Après le départ de Phillipps, Dyson consacra le reste de sa soirée à flâner dans les rues et, plus tard dans la nuit, à ses travaux littéraires ou à la chasse à l’expression, comme il l’appelait. Le lendemain matin, il reprit son poste derrière la fenêtre. Il se fit monter ses repas à la table et déjeuna les yeux rivés sur la rue. Ne se permettant que de très courtes pauses, grignotant à regret un morceau de temps à autre, il continua sa surveillance attentive pendant toute la journée, et ce fut seulement au crépuscule, quand on ferma les rideaux des devantures et que l’artiste des rues effaça impitoyablement son travail de la journée, un peu avant que les becs de gaz commencent à parsemer la pénombre d’étoiles, qu’il se sentit autorisé à quitter son poste.
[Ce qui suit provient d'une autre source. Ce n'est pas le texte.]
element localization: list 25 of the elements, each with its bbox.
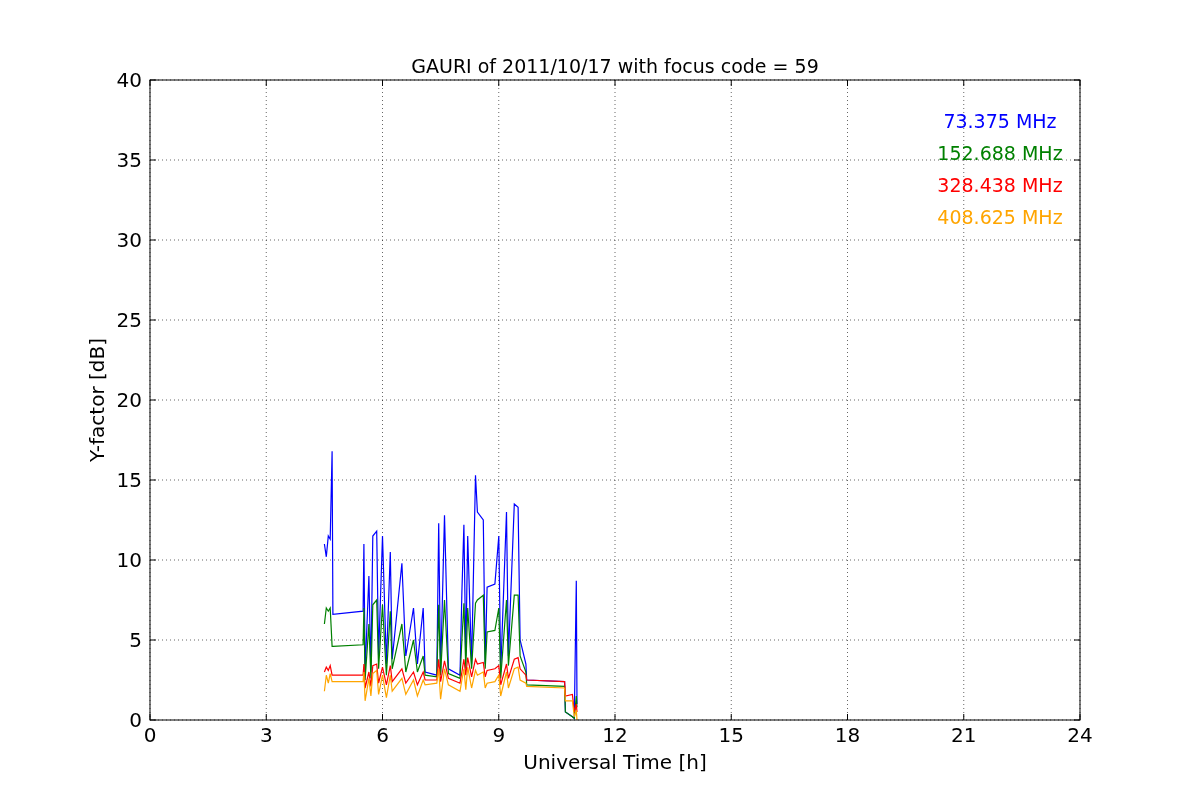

Jour après jour, il poursuivit inlassablement sa surveillance, à tel point que ce manège obstiné et gratuit finit par déconcerter sa logeuse.

Mais un soir enfin, alors que le jeu des lumières et des ombres débutait à peine, et que l’air pur et serein illuminait distinctement la scène, le moment tant attendu arriva. Un homme d’âge mûr, voûté et barbu, avec une mèche de cheveux gris au-dessus des oreilles, allait lentement le long du trottoir nord de Great Russel Street, en arrivant de l’extrémité est. En passant, il leva les yeux vers le Museum, et jeta un regard distrait sur l’art du dessinateur à la craie, puis sur l’artiste lui-même, assis à côté de ses dessins, un chapeau à la main. L’homme à la barbe s’immobilisa un instant, oscilla légèrement sur ses jambes, comme perdu dans ses pensées, et Dyson vit alors ses poings se serrer, son dos trembler, et la partie visible de son visage se contracter nerveusement et se convulser dans les affres indescriptibles annonçant une crise d’épilepsie. Dyson sortit un feutre mou de sa poche et, ouvrant précipitamment la porte, s’élança dans l’escalier.
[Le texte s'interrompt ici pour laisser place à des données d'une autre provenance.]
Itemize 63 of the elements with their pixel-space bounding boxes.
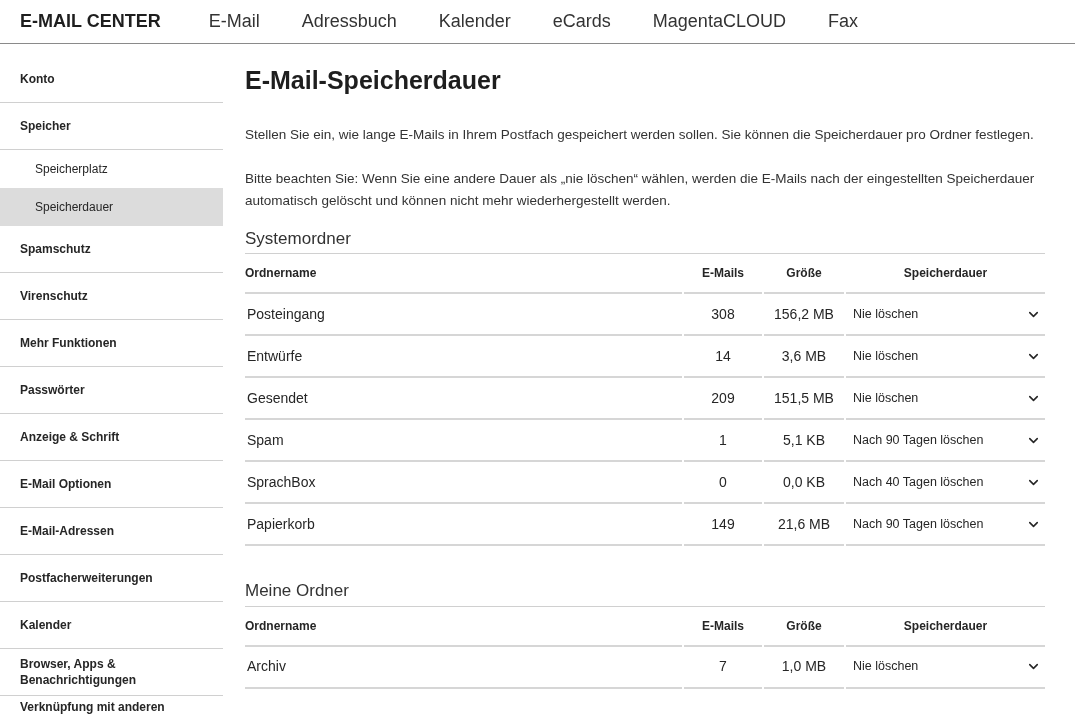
sidebar-item[interactable]: Speicherplatz	[0, 150, 223, 188]
sidebar-item[interactable]: Kalender	[0, 602, 223, 649]
retention-dropdown[interactable]: Nach 90 Tagen löschen	[846, 514, 1045, 534]
column-header: E-Mails	[702, 617, 744, 635]
retention-dropdown[interactable]: Nie löschen	[846, 304, 1045, 324]
retention-dropdown[interactable]: Nach 90 Tagen löschen	[846, 430, 1045, 450]
nav-link[interactable]: MagentaCLOUD	[652, 8, 786, 35]
email-count: 0	[719, 472, 727, 492]
folder-size: 0,0 KB	[783, 472, 825, 492]
sidebar-item[interactable]: Postfacherweiterungen	[0, 555, 223, 602]
page-title: E-Mail-Speicherdauer	[245, 65, 502, 96]
column-header: Größe	[786, 617, 822, 635]
section-title: Meine Ordner	[245, 578, 1045, 607]
brand-title: E-MAIL CENTER	[20, 10, 161, 33]
sidebar-item[interactable]: Mehr Funktionen	[0, 320, 223, 367]
email-count: 308	[711, 304, 735, 324]
email-count: 1	[719, 430, 727, 450]
folder-name: SprachBox	[247, 472, 316, 492]
folder-size: 1,0 MB	[781, 657, 827, 676]
nav-link[interactable]: eCards	[552, 8, 611, 35]
column-header: Größe	[786, 265, 822, 282]
retention-dropdown[interactable]: Nie löschen	[846, 388, 1045, 408]
folder-name: Papierkorb	[247, 514, 315, 534]
folder-name: Spam	[247, 430, 284, 450]
column-header: E-Mails	[702, 265, 744, 282]
sidebar-item[interactable]: E-Mail Optionen	[0, 461, 223, 508]
column-header: Ordnername	[245, 617, 317, 635]
folder-size: 156,2 MB	[774, 304, 834, 324]
folder-size: 3,6 MB	[781, 346, 827, 366]
info-paragraph: Bitte beachten Sie: Wenn Sie eine andere Dauer als „nie löschen“ wählen, werden die E-Mails nach der eingestellten Speicherdauer automatisch gelöscht und können nicht mehr wiederhergestellt werden.	[245, 169, 1036, 210]
email-count: 149	[711, 514, 735, 534]
folder-name: Gesendet	[247, 388, 308, 408]
sidebar-item[interactable]: Virenschutz	[0, 273, 223, 320]
folder-name: Entwürfe	[247, 346, 303, 366]
sidebar-item[interactable]: Passwörter	[0, 367, 223, 414]
sidebar-item[interactable]: Browser, Apps & Benachrichtigungen	[0, 649, 223, 696]
email-count: 14	[715, 346, 731, 366]
column-header: Speicherdauer	[903, 265, 988, 282]
sidebar-item[interactable]: E-Mail-Adressen	[0, 508, 223, 555]
sidebar-item[interactable]: Verknüpfung mit anderen	[0, 696, 223, 724]
nav-link[interactable]: Kalender	[438, 8, 511, 35]
info-paragraph: Stellen Sie ein, wie lange E-Mails in Ihrem Postfach gespeichert werden sollen. Sie können die Speicherdauer pro Ordner festlegen.	[245, 125, 1035, 144]
sidebar-item[interactable]: Anzeige & Schrift	[0, 414, 223, 461]
folder-size: 21,6 MB	[777, 514, 831, 534]
sidebar-item[interactable]: Konto	[0, 56, 223, 103]
column-header: Ordnername	[245, 265, 317, 282]
retention-dropdown[interactable]: Nach 40 Tagen löschen	[846, 472, 1045, 492]
nav-link[interactable]: E-Mail	[208, 8, 260, 35]
sidebar-item[interactable]: Speicher	[0, 103, 223, 150]
sidebar-item[interactable]: Spamschutz	[0, 226, 223, 273]
folder-name: Posteingang	[247, 304, 325, 324]
email-count: 7	[719, 657, 727, 676]
nav-link[interactable]: Fax	[827, 8, 858, 35]
section-title: Systemordner	[245, 225, 1045, 254]
retention-dropdown[interactable]: Nie löschen	[846, 346, 1045, 366]
folder-size: 5,1 KB	[783, 430, 825, 450]
email-count: 209	[711, 388, 735, 408]
retention-dropdown[interactable]: Nie löschen	[846, 657, 1045, 676]
column-header: Speicherdauer	[903, 617, 988, 635]
folder-name: Archiv	[247, 657, 286, 676]
sidebar-item[interactable]: Speicherdauer	[0, 188, 223, 226]
nav-link[interactable]: Adressbuch	[301, 8, 397, 35]
folder-size: 151,5 MB	[774, 388, 834, 408]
Lorsqu’il arriva dans la rue, l’homme dont il avait remarqué l’agitation avait fait demi-tour, et, sans se soucier des regards, s’éloignait à toute allure vers Bloomsbury Square, tournant le dos à sa direction initiale.
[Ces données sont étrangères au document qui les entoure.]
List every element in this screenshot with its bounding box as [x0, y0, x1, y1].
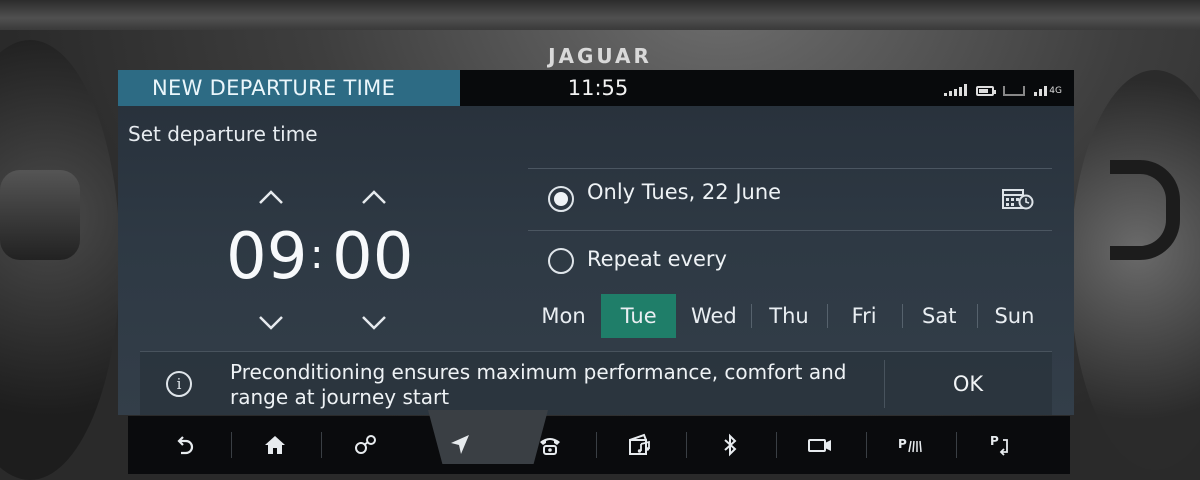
day-wed[interactable]: Wed [676, 294, 751, 338]
chevron-up-icon [259, 190, 283, 204]
time-separator: : [310, 232, 324, 278]
nav-divider [686, 432, 687, 458]
chevron-down-icon [362, 316, 386, 330]
nav-media-button[interactable] [600, 416, 680, 474]
nav-divider [866, 432, 867, 458]
nav-divider [506, 432, 507, 458]
weekday-selector: Mon Tue Wed Thu Fri Sat Sun [526, 294, 1052, 338]
repeat-radio[interactable] [548, 248, 574, 274]
repeat-label[interactable]: Repeat every [587, 247, 727, 271]
nav-camera-button[interactable] [780, 416, 860, 474]
home-icon [265, 436, 285, 454]
info-icon[interactable]: i [166, 371, 192, 397]
park-assist-icon: P [898, 437, 922, 453]
day-thu[interactable]: Thu [751, 294, 826, 338]
infotainment-screen: NEW DEPARTURE TIME 11:55 4G Set departur… [118, 70, 1074, 415]
signal-icon [944, 84, 968, 96]
connected-dots-icon [355, 435, 376, 454]
divider [528, 230, 1052, 231]
vent-knob [0, 170, 80, 260]
nav-divider [596, 432, 597, 458]
nav-divider [231, 432, 232, 458]
park-exit-icon: P [990, 434, 1008, 456]
navigation-icon [451, 435, 469, 454]
svg-text:P: P [898, 437, 907, 451]
ok-button[interactable]: OK [908, 364, 1028, 404]
nav-phone-button[interactable] [510, 416, 590, 474]
status-bar: NEW DEPARTURE TIME 11:55 4G [118, 70, 1074, 106]
svg-text:P: P [990, 434, 999, 448]
status-clock: 11:55 [567, 76, 629, 100]
vent-control [1110, 160, 1180, 260]
minute-down-button[interactable] [361, 314, 387, 332]
nav-bluetooth-button[interactable] [690, 416, 770, 474]
dashboard-trim [0, 0, 1200, 30]
nav-home-button[interactable] [235, 416, 315, 474]
bluetooth-icon [724, 433, 737, 457]
calendar-schedule-icon[interactable] [1002, 188, 1034, 210]
nav-divider [321, 432, 322, 458]
nav-divider [776, 432, 777, 458]
network-indicator: 4G [1034, 84, 1062, 96]
day-sun[interactable]: Sun [976, 294, 1052, 338]
nav-park-exit-button[interactable]: P [962, 416, 1042, 474]
page-title: NEW DEPARTURE TIME [118, 70, 460, 106]
status-icons: 4G [944, 82, 1062, 96]
nav-divider [956, 432, 957, 458]
nav-navigation-button[interactable] [420, 416, 500, 474]
hour-value[interactable]: 09 [226, 222, 307, 292]
day-mon[interactable]: Mon [526, 294, 601, 338]
nav-connected-button[interactable] [326, 416, 406, 474]
brand-logo: JAGUAR [548, 44, 652, 68]
day-sat[interactable]: Sat [901, 294, 977, 338]
battery-icon [976, 86, 997, 96]
only-date-radio[interactable] [548, 186, 574, 212]
hour-up-button[interactable] [258, 188, 284, 206]
network-label: 4G [1049, 86, 1062, 96]
minute-value[interactable]: 00 [332, 222, 413, 292]
only-date-label[interactable]: Only Tues, 22 June [587, 180, 781, 204]
nav-park-assist-button[interactable]: P [870, 416, 950, 474]
divider [884, 360, 885, 408]
media-icon [629, 433, 650, 455]
hour-down-button[interactable] [258, 314, 284, 332]
divider [528, 168, 1052, 169]
minute-up-button[interactable] [361, 188, 387, 206]
seat-heating-icon [1003, 86, 1026, 96]
camera-icon [808, 439, 831, 452]
chevron-up-icon [362, 190, 386, 204]
day-tue[interactable]: Tue [601, 294, 677, 338]
subtitle: Set departure time [128, 122, 318, 146]
phone-icon [540, 438, 560, 455]
info-banner: i Preconditioning ensures maximum perfor… [140, 351, 1052, 415]
bottom-nav-bar: P P [128, 410, 1070, 474]
nav-back-button[interactable] [144, 416, 224, 474]
chevron-down-icon [259, 316, 283, 330]
info-text: Preconditioning ensures maximum performa… [230, 360, 847, 409]
back-arrow-icon [177, 436, 194, 455]
cellular-signal-icon [1034, 84, 1048, 96]
day-fri[interactable]: Fri [826, 294, 902, 338]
M. Dyson s’avança jusqu’à l’artiste des rues et lui remit une petite somme d’argent, en annonçant tranquillement : « À présent, ce ne sera plus la peine de la dessiner ». Puis, faisant lui aussi demi-tour, il descendit nonchalamment la rue dans la direction opposée à celle qu’avait prise le fugitif. La distance séparant Dyson de l’homme à la tête courbée augmenta régulièrement.